Desa Membangun Negeri
Kamis, 10 Sep 2020 10:19 WIB

Sekdes Cepokorejo Belum Ditahan, Puluhan Warga Datangi Mapolres Tuban

Reporter :  M. Yasin Yusuf - Kab. Tuban, Jawa Timur
Editor :  Koran Metro7

 

TUBAN, metro7.co.id – Merasa kecewa belum ditahannya Susilo Hadi Utomo, Sekdes Cepokorejo yang ditetapkan sebagai tersangka oleh penyedik Satreskrim Polres Tuban pada tanggal 18/8/2020 atas dugaan penggelapan BPNT, warga Desa Cepokorejo Kecamatan Palang Kabupaten Tuban datangi Mapolres, Rabu (9/9/2020) pukul 14.15 WIB.

Kedatangan kisaran 60 an warga tersebut untuk menayakan perkembangan kasus, sekaligus juga menyampaikan harapannya kepada aparat penegak hukum. Akan tetapi, karena mematuhi protokol kesehatan Covid-19, sehingga puluhan warga yang lain tidak diperkenankan masuk Mapolres, dan hanya 10 warga yang diizinkan.

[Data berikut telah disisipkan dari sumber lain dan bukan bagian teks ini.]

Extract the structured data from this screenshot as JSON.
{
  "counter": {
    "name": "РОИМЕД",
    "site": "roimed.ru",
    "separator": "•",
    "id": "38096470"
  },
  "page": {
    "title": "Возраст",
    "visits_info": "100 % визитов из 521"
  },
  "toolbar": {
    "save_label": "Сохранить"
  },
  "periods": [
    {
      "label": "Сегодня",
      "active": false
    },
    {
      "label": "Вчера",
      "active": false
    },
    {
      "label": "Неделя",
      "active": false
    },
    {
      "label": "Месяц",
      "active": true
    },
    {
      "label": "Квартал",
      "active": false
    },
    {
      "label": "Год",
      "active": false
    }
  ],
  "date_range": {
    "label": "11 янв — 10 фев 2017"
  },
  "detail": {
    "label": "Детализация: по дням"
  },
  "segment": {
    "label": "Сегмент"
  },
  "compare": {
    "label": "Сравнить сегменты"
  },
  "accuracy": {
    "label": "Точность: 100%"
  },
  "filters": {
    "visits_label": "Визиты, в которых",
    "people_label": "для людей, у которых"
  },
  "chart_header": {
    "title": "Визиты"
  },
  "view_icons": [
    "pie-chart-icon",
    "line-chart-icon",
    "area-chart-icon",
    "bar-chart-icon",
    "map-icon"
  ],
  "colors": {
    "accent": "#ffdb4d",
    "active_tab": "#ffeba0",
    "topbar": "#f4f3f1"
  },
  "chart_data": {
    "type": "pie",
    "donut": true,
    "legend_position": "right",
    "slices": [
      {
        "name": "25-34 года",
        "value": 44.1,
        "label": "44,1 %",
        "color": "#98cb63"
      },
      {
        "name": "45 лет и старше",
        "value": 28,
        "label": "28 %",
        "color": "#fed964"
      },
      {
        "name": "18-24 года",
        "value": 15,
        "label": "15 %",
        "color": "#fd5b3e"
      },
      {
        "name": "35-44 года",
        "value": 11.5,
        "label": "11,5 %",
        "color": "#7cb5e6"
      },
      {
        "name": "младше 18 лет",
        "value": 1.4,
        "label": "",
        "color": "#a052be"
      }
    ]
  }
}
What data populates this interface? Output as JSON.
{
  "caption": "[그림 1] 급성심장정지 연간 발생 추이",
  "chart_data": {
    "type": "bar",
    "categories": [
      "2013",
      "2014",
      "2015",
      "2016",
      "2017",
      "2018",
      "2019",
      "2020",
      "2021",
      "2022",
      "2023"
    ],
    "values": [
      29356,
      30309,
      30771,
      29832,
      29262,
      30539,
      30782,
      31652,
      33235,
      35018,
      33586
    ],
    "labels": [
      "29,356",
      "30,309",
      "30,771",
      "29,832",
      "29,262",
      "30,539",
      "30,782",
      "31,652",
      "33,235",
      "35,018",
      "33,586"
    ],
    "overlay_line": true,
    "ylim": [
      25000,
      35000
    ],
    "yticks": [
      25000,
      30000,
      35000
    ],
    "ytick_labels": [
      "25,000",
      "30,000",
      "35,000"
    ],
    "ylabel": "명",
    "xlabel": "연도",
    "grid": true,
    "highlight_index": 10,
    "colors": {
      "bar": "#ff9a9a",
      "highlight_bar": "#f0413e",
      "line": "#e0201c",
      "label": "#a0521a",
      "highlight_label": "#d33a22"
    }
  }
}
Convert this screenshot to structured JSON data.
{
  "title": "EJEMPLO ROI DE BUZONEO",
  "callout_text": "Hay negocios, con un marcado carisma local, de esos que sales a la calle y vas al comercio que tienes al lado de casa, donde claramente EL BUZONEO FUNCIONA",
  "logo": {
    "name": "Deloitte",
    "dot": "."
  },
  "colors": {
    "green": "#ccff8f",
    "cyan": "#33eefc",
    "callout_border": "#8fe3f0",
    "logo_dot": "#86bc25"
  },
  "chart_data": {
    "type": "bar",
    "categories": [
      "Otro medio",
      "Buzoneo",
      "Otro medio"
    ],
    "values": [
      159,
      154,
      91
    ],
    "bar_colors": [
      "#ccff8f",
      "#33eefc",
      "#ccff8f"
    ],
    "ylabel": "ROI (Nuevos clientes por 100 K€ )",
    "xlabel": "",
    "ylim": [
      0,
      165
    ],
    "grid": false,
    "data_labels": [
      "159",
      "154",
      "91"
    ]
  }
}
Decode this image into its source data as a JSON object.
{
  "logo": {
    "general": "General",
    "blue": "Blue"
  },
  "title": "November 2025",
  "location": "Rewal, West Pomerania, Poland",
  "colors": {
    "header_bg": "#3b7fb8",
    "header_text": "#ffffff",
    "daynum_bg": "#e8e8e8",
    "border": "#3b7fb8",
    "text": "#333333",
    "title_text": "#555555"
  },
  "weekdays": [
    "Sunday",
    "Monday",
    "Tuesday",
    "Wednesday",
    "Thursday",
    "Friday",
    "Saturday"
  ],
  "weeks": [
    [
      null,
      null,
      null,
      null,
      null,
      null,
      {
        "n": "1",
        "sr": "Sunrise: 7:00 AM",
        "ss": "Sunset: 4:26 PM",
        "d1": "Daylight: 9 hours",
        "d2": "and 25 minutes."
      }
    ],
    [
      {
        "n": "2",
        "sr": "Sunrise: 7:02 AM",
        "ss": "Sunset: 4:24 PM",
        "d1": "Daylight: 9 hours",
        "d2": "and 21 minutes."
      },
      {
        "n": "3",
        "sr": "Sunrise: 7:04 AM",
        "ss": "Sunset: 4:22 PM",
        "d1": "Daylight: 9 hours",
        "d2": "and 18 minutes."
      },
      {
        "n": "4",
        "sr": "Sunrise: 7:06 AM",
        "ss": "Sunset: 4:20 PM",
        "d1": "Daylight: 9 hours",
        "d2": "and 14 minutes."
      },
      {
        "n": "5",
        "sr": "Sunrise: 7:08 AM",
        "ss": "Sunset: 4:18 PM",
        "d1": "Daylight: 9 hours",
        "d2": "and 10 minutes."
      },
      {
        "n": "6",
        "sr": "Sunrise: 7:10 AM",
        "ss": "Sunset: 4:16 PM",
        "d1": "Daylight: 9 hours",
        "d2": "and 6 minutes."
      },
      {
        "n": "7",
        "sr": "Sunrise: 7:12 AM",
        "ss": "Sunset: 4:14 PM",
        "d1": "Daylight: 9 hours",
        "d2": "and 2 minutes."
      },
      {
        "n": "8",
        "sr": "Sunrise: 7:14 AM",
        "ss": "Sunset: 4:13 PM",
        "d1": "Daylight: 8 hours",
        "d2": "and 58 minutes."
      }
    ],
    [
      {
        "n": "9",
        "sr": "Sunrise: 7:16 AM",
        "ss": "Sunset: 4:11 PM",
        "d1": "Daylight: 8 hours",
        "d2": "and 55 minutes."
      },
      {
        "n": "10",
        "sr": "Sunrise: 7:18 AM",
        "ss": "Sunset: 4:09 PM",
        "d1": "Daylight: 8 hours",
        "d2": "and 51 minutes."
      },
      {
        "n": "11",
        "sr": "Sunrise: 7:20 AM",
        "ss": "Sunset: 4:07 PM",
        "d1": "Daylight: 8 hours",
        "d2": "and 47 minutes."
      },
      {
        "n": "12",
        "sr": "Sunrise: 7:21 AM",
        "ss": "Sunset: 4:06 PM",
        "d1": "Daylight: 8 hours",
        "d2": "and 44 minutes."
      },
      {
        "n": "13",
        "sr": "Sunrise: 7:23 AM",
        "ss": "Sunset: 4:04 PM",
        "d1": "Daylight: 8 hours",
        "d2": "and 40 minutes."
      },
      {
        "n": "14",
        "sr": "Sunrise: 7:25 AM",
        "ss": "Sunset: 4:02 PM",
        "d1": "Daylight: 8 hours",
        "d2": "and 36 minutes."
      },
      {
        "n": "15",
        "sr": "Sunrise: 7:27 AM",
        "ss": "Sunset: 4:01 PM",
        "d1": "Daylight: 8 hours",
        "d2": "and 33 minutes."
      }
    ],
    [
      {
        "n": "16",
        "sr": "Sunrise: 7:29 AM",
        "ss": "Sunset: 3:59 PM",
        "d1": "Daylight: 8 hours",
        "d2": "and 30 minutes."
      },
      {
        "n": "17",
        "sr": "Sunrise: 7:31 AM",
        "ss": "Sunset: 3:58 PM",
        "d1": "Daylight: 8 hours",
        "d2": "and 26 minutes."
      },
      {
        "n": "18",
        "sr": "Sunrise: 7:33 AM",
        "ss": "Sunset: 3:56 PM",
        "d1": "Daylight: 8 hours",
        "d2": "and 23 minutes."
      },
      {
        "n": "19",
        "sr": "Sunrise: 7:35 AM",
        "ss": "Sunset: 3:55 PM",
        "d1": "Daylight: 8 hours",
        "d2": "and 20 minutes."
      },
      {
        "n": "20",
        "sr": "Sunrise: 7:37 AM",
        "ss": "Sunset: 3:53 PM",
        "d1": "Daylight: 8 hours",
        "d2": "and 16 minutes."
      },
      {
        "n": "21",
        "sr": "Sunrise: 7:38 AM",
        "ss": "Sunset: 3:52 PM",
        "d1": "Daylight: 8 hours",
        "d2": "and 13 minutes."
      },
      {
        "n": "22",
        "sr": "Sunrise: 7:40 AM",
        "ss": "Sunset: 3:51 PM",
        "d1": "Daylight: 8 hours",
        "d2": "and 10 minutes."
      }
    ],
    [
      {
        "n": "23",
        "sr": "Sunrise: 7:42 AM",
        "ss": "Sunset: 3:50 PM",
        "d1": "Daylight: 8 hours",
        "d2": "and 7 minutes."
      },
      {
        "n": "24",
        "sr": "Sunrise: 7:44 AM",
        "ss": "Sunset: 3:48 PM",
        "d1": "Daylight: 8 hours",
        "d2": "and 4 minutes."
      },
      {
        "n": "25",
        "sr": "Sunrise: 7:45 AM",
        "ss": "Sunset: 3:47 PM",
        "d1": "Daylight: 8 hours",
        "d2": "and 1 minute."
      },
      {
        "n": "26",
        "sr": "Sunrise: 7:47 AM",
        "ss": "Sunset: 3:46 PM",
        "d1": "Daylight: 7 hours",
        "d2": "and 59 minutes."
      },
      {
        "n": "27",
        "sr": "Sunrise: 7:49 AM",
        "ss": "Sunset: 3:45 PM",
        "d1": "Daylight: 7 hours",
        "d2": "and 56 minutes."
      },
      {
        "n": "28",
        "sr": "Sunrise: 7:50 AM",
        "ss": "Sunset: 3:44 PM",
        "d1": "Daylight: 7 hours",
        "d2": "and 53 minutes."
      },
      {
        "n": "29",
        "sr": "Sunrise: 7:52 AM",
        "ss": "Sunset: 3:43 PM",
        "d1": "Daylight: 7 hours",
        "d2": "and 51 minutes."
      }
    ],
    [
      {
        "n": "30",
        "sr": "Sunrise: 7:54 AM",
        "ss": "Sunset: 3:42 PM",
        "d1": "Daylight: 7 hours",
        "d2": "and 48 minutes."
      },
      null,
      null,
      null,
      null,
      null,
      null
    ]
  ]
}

Hadir dalam pertemuan tersebut diantaranya, perwakilan dari Polres Tuban, Kompol Budi Santoso Kabag Operasional, KBO Satreskrim, Kanit Tipikor, dan anggota Satreskrim Polres Tuban. Sementara dari warga diwakili oleh masyarakat yang mengatasnamakan Forum Keadilan Cepokorejo (FKC) dengan didampingi Pengurus Asosiasi Badan Permusyawaratan Desa Nasional (ABPEDNAS) Kabupaten Tuban.

Juru bicara perwakilan warga Cepokorejo, Eko Purnomo menyampaikan 5 poin tuntutan masyarakat kepada Polres Tuban.

“Saya mewakili warga Cepokorejo, yang pertama agar Sekdes segera ditahan karena sudah dinyatakan sebagai tersangka. Kedua, Perlindungan hukum kepada KPM (Keluarga Penerima Manfaat) yang telah dilaporkan balik. Ketiga, Kenapa kasus di Cepokorejo ini adalah kasus penggelapan, harusnya korupsi. Keempat, Proses hukum harus dilakukan seadil-adilnya dan transparan. Kelima, Kezaliman kepada warga miskin harus dihukum sebesar-besarnya,” ucapnya.